The Shanghai and Shenzhen composite indexes fell 20% and 29%, respectively, between Jan. 1 and Oct. 30, as economic growth sputtered under the government’s zero Covid-19 policy and other constraints.
Policy moves by the People’s Bank of China (PBoC) are expected. According to Mary Xia, China rates strategist at UBS Securities, the PBoC “will likely maintain an accommodative policy tone next year in order to support the real economy in terms of keeping financing costs low.”
The Ministry of Commerce on Nov. 17 trumpeted that capital from FDI, including traders, rose to 1.09 trillion yuan (about $152 billion) between January and October. That’s up 14.4% year on year.

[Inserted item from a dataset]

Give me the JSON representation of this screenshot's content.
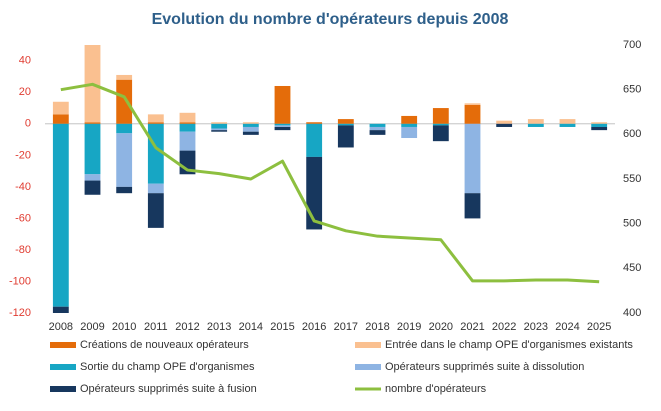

For now, the money is southbound. Fortun noted that China equities shed $7.6 billion and debt products lost $1.2 billion in foreign capital in October, even as EM securities worldwide attracted $9.2 billion.
“China in the past decade has attracted persistent and strong capital inflows at the expense of the rest of EM,” Fortun says. Asset managers, he adds, see the shift as “part of a more structural realignment … with participants looking at China in a new light.”